In the case of those who tend to collect animals–notwithstanding those like Charles Darwin who are scientists, studying them–I think it must be some kind of coping mechanism gone awry–a live creature who loves you unconditionally, is sometimes easy to get addicted to, if you’re needy that way. And pets don’t demand that you look good, don’t care if you’re smart or a good conversationalist. Pets don’t care what you drive, what you wear, or if you’re naked. Or crazy. They are happy to have food and water and a little affection. It’s the simplest relationship to maintain. And also one that often leads to a degeneration in social skills and isolation.
I knew a woman who had several dogs, and several cats, and her house stank all the time of urine and feces, and there was always some present on the floor in the kitchen, and hair on the counters, and she could never go anywhere for any amount of time because she couldn’t stay away that long. The piddle pads would be full, you see. And inevitably, they missed the piddle pad. Then her carpet was ruined. She’d burn incense when guests (rarely) would come by. She never had a second date with anyone after they came to her home, because they never wanted to come to her house again.
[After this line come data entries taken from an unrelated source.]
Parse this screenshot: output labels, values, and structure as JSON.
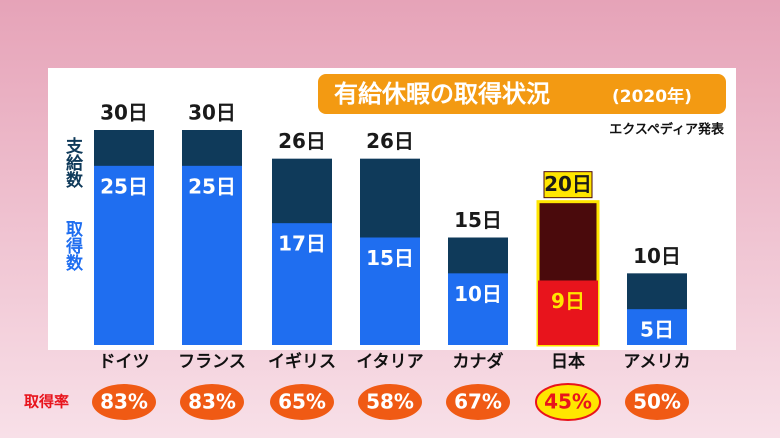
{
  "chart_data": {
    "type": "bar",
    "title": "有給休暇の取得状況",
    "title_note": "(2020年)",
    "source": "エクスペディア発表",
    "categories": [
      "ドイツ",
      "フランス",
      "イギリス",
      "イタリア",
      "カナダ",
      "日本",
      "アメリカ"
    ],
    "ylim": [
      0,
      30
    ],
    "series": [
      {
        "name": "支給数",
        "color": "#0f3a5a",
        "colors": [
          "#0f3a5a",
          "#0f3a5a",
          "#0f3a5a",
          "#0f3a5a",
          "#0f3a5a",
          "#4a0a0c",
          "#0f3a5a"
        ],
        "values": [
          30,
          30,
          26,
          26,
          15,
          20,
          10
        ],
        "value_labels": [
          "30日",
          "30日",
          "26日",
          "26日",
          "15日",
          "20日",
          "10日"
        ]
      },
      {
        "name": "取得数",
        "color": "#1f6ef0",
        "colors": [
          "#1f6ef0",
          "#1f6ef0",
          "#1f6ef0",
          "#1f6ef0",
          "#1f6ef0",
          "#e8141c",
          "#1f6ef0"
        ],
        "values": [
          25,
          25,
          17,
          15,
          10,
          9,
          5
        ],
        "value_labels": [
          "25日",
          "25日",
          "17日",
          "15日",
          "10日",
          "9日",
          "5日"
        ]
      }
    ],
    "rates": {
      "name": "取得率",
      "values": [
        83,
        83,
        65,
        58,
        67,
        45,
        50
      ],
      "value_labels": [
        "83%",
        "83%",
        "65%",
        "58%",
        "67%",
        "45%",
        "50%"
      ],
      "colors": [
        "#f05a14",
        "#f05a14",
        "#f05a14",
        "#f05a14",
        "#f05a14",
        "#ffe600",
        "#f05a14"
      ]
    },
    "highlight_color": "#ffe600"
  }
}
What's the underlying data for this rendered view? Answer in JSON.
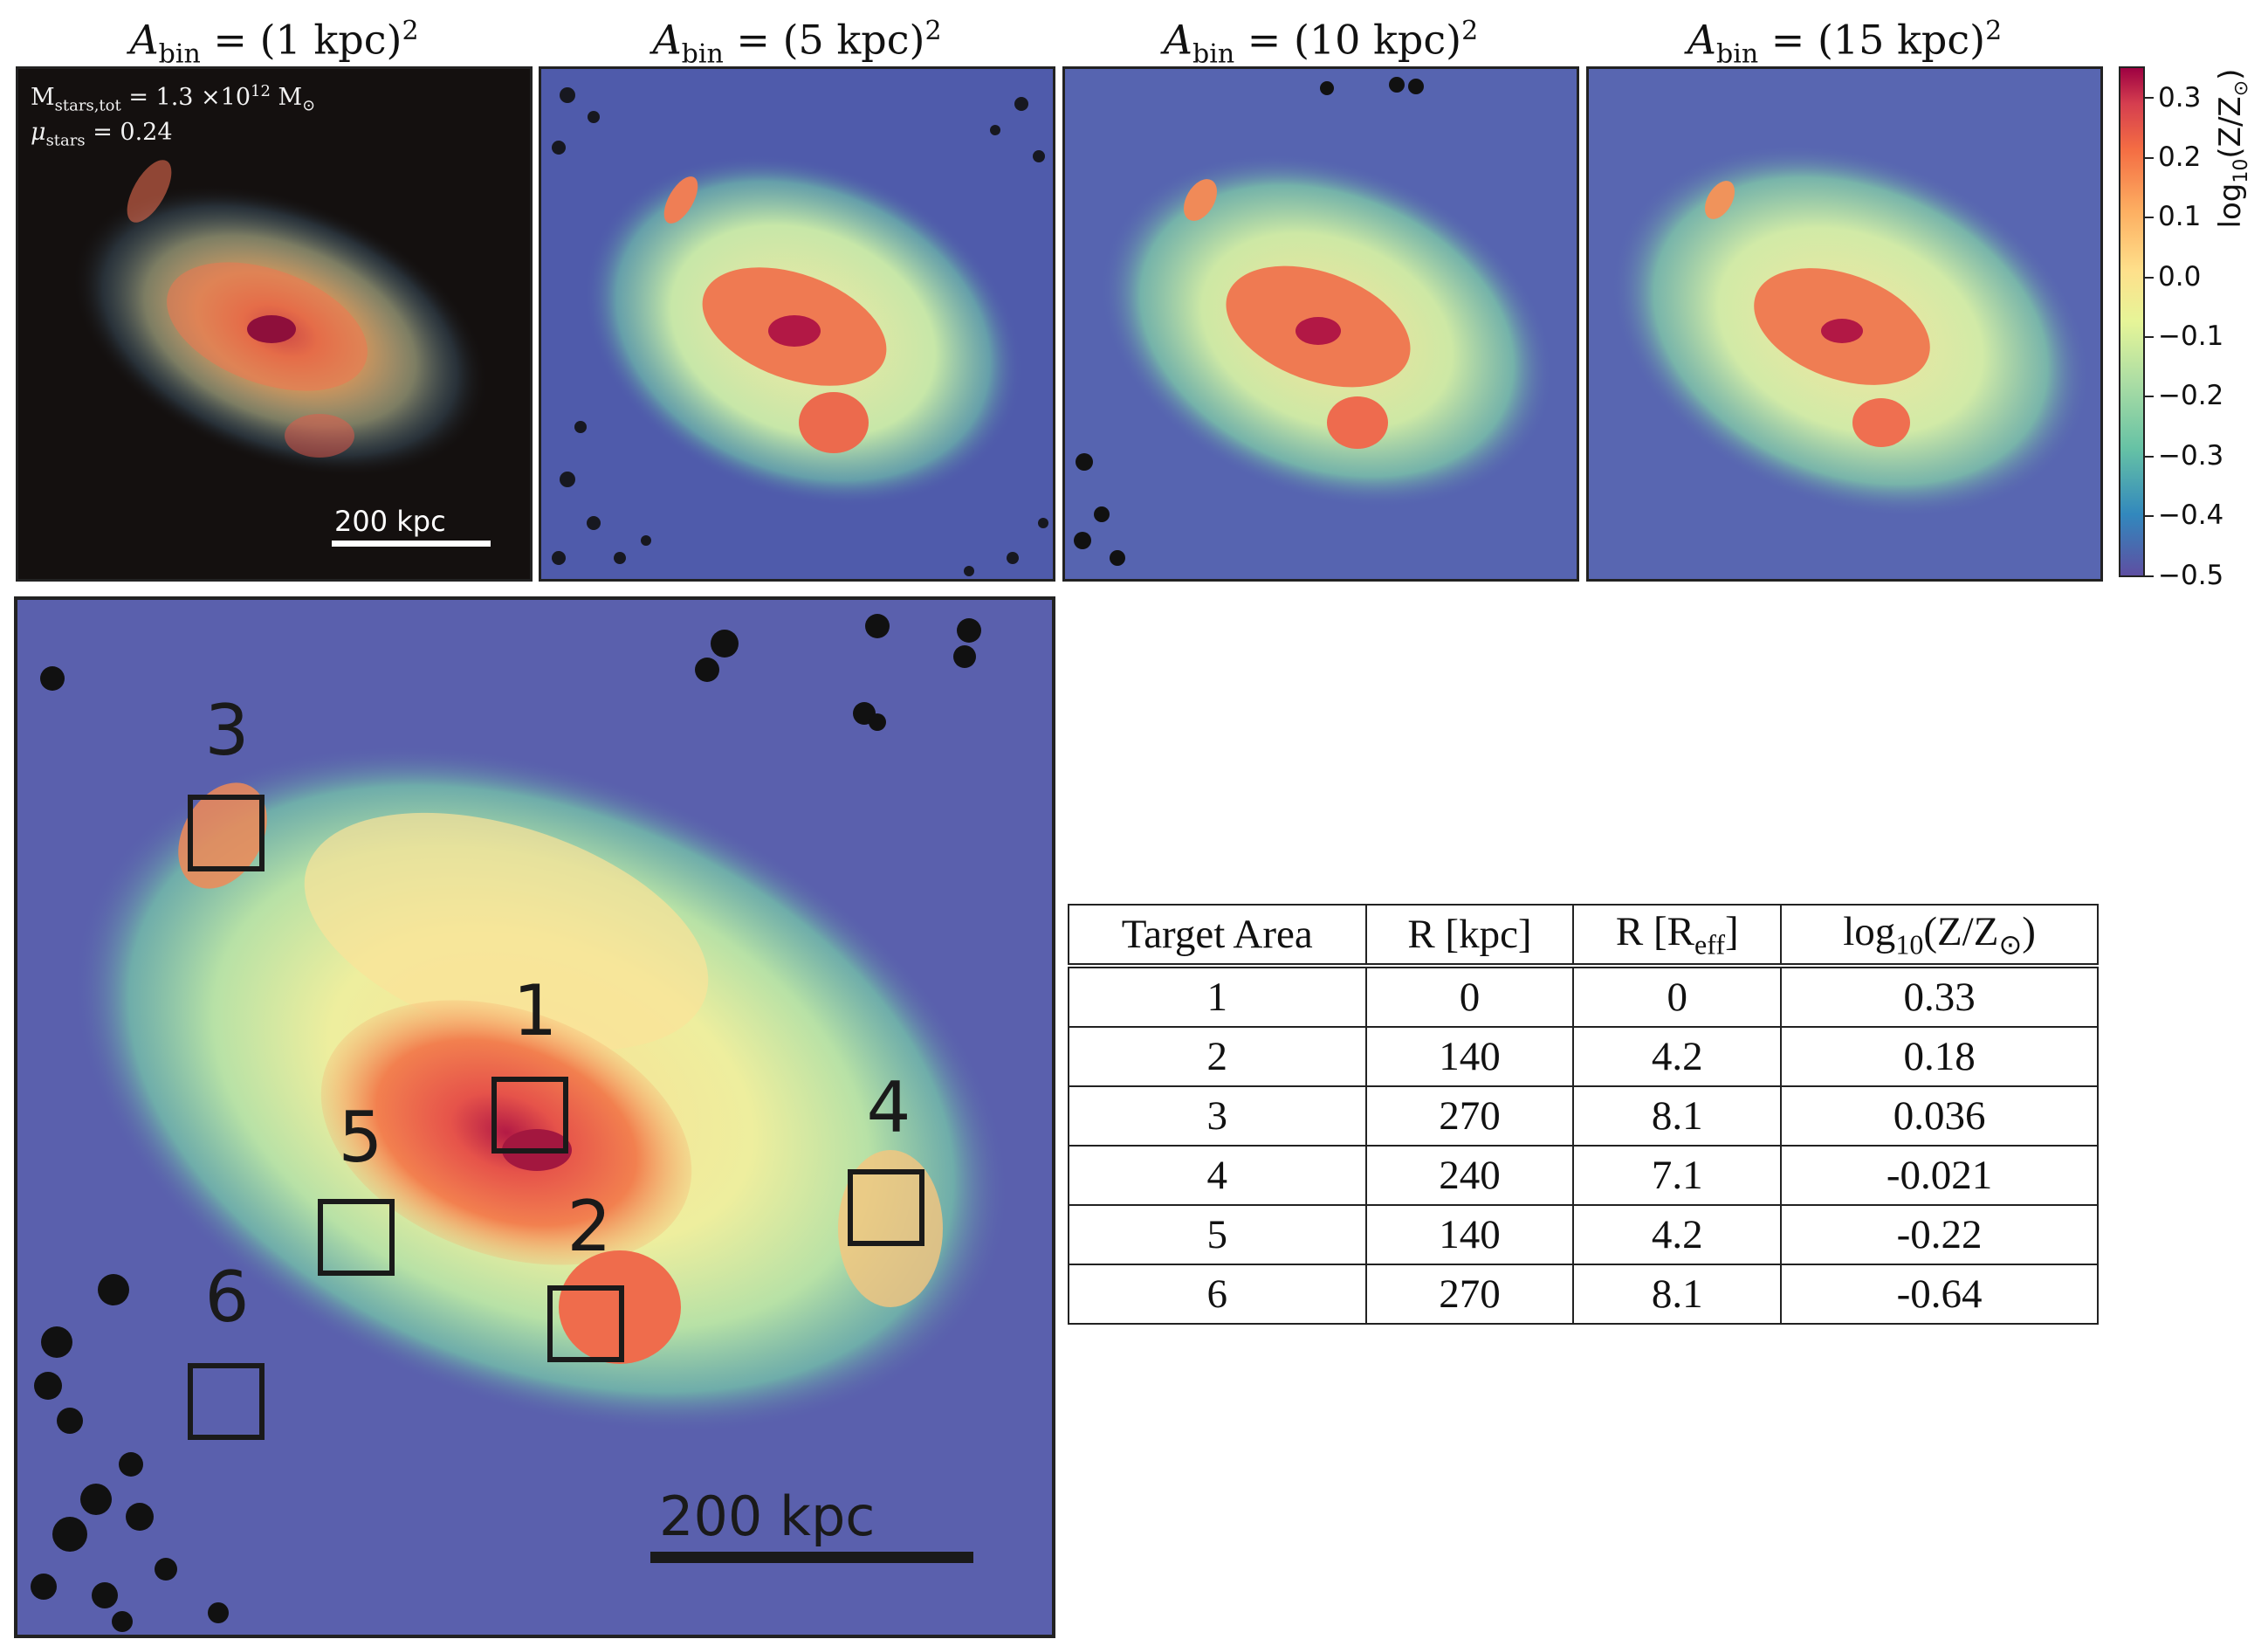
{
  "top_panels": [
    {
      "title_prefix": "A",
      "title_sub": "bin",
      "title_mid": " = (",
      "title_value": "1 kpc",
      "title_close": ")",
      "title_sup": "2"
    },
    {
      "title_prefix": "A",
      "title_sub": "bin",
      "title_mid": " = (",
      "title_value": "5 kpc",
      "title_close": ")",
      "title_sup": "2"
    },
    {
      "title_prefix": "A",
      "title_sub": "bin",
      "title_mid": " = (",
      "title_value": "10 kpc",
      "title_close": ")",
      "title_sup": "2"
    },
    {
      "title_prefix": "A",
      "title_sub": "bin",
      "title_mid": " = (",
      "title_value": "15 kpc",
      "title_close": ")",
      "title_sup": "2"
    }
  ],
  "first_panel_info": {
    "mstars_main": "M",
    "mstars_sub": "stars,tot",
    "mstars_eq": " = 1.3 ×10",
    "mstars_exp": "12",
    "mstars_unit": " M",
    "mstars_unit_sub": "⊙",
    "mu_main": "μ",
    "mu_sub": "stars",
    "mu_eq": " = 0.24"
  },
  "scale_bar_label": "200 kpc",
  "colorbar": {
    "label_main": "log",
    "label_sub": "10",
    "label_rest": "(Z/Z",
    "label_sun": "⊙",
    "label_close": ")",
    "ticks": [
      "0.3",
      "0.2",
      "0.1",
      "0.0",
      "−0.1",
      "−0.2",
      "−0.3",
      "−0.4",
      "−0.5"
    ],
    "min": -0.5,
    "max": 0.34,
    "colors": [
      "#5e4fa2",
      "#3288bd",
      "#66c2a5",
      "#abdda4",
      "#e6f598",
      "#fee08b",
      "#fdae61",
      "#f46d43",
      "#d53e4f",
      "#9e0142"
    ]
  },
  "target_areas": [
    "1",
    "2",
    "3",
    "4",
    "5",
    "6"
  ],
  "table": {
    "headers": {
      "target": "Target Area",
      "r_kpc": "R [kpc]",
      "r_eff_main": "R [R",
      "r_eff_sub": "eff",
      "r_eff_close": "]",
      "logz_main": "log",
      "logz_sub": "10",
      "logz_rest": "(Z/Z",
      "logz_sun": "⊙",
      "logz_close": ")"
    },
    "rows": [
      {
        "area": "1",
        "r_kpc": "0",
        "r_eff": "0",
        "logz": "0.33"
      },
      {
        "area": "2",
        "r_kpc": "140",
        "r_eff": "4.2",
        "logz": "0.18"
      },
      {
        "area": "3",
        "r_kpc": "270",
        "r_eff": "8.1",
        "logz": "0.036"
      },
      {
        "area": "4",
        "r_kpc": "240",
        "r_eff": "7.1",
        "logz": "-0.021"
      },
      {
        "area": "5",
        "r_kpc": "140",
        "r_eff": "4.2",
        "logz": "-0.22"
      },
      {
        "area": "6",
        "r_kpc": "270",
        "r_eff": "8.1",
        "logz": "-0.64"
      }
    ]
  }
}
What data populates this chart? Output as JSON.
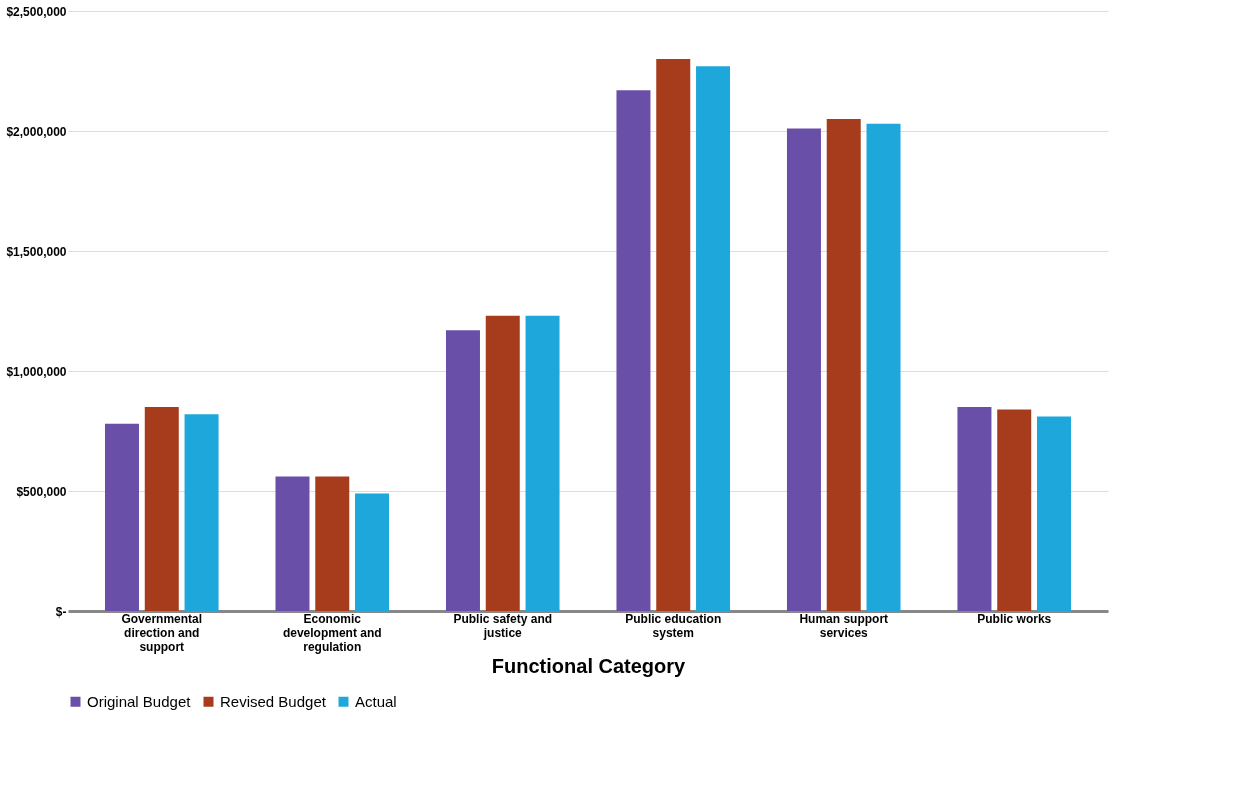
{
  "chart_data": {
    "type": "bar",
    "xlabel": "Functional Category",
    "categories": [
      "Governmental direction and support",
      "Economic development and regulation",
      "Public safety and justice",
      "Public education system",
      "Human support services",
      "Public works"
    ],
    "series": [
      {
        "name": "Original Budget",
        "color": "#6a4fa8",
        "values": [
          780000,
          560000,
          1170000,
          2170000,
          2010000,
          850000
        ]
      },
      {
        "name": "Revised Budget",
        "color": "#a63c1c",
        "values": [
          850000,
          560000,
          1230000,
          2300000,
          2050000,
          840000
        ]
      },
      {
        "name": "Actual",
        "color": "#1ea7db",
        "values": [
          820000,
          490000,
          1230000,
          2270000,
          2030000,
          810000
        ]
      }
    ],
    "ylim": [
      0,
      2500000
    ],
    "yticks": [
      {
        "value": 0,
        "label": "$-"
      },
      {
        "value": 500000,
        "label": "$500,000"
      },
      {
        "value": 1000000,
        "label": "$1,000,000"
      },
      {
        "value": 1500000,
        "label": "$1,500,000"
      },
      {
        "value": 2000000,
        "label": "$2,000,000"
      },
      {
        "value": 2500000,
        "label": "$2,500,000"
      }
    ],
    "grid": "y",
    "legend": "bottom"
  }
}
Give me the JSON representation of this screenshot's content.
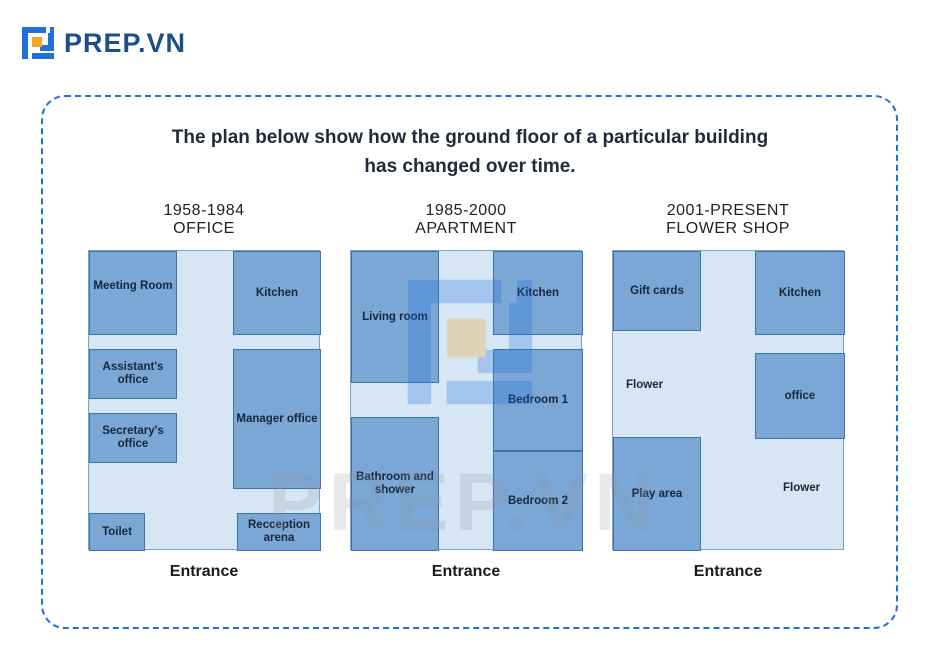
{
  "brand": {
    "name": "PREP.VN",
    "accent": "#1f6fdc",
    "orange": "#f5a623"
  },
  "title": {
    "line1": "The plan below show how the ground floor of a particular building",
    "line2": "has changed over time."
  },
  "plans": [
    {
      "period": "1958-1984",
      "use": "OFFICE",
      "rooms": {
        "meeting": "Meeting Room",
        "kitchen": "Kitchen",
        "assistant": "Assistant's office",
        "secretary": "Secretary's office",
        "manager": "Manager office",
        "toilet": "Toilet",
        "reception": "Recception arena"
      },
      "entrance": "Entrance"
    },
    {
      "period": "1985-2000",
      "use": "APARTMENT",
      "rooms": {
        "living": "Living room",
        "kitchen": "Kitchen",
        "bedroom1": "Bedroom 1",
        "bathroom": "Bathroom and shower",
        "bedroom2": "Bedroom 2"
      },
      "entrance": "Entrance"
    },
    {
      "period": "2001-PRESENT",
      "use": "FLOWER SHOP",
      "rooms": {
        "gift": "Gift cards",
        "kitchen": "Kitchen",
        "flower1": "Flower",
        "office": "office",
        "play": "Play area",
        "flower2": "Flower"
      },
      "entrance": "Entrance"
    }
  ],
  "colors": {
    "room": "#7aa7d6",
    "corridor": "#d6e6f4",
    "border": "#3f72a8"
  }
}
Having too many pets is a way, quite often, for people to avoid having any real human relationships. If this is the case, then there is the obvious question, Why are you afraid to have real human relationships? And maybe another question is, What gaping void in your psyche are you trying to fill? I believe that most if not all of these types of people have a history of abuse, or abandonment. So their solution is to stock their existence with many beings who will do neither.
There is paltry research on those who hoard herds, flocks, clutches, gaggles, and schools of animals. But it’s an obvious problem when there are companies who can make a living cleaning up the chaos that is left behind when one of these people finally dies and is found amid the menagerie. Often, having been used as food by their beloved “pets.”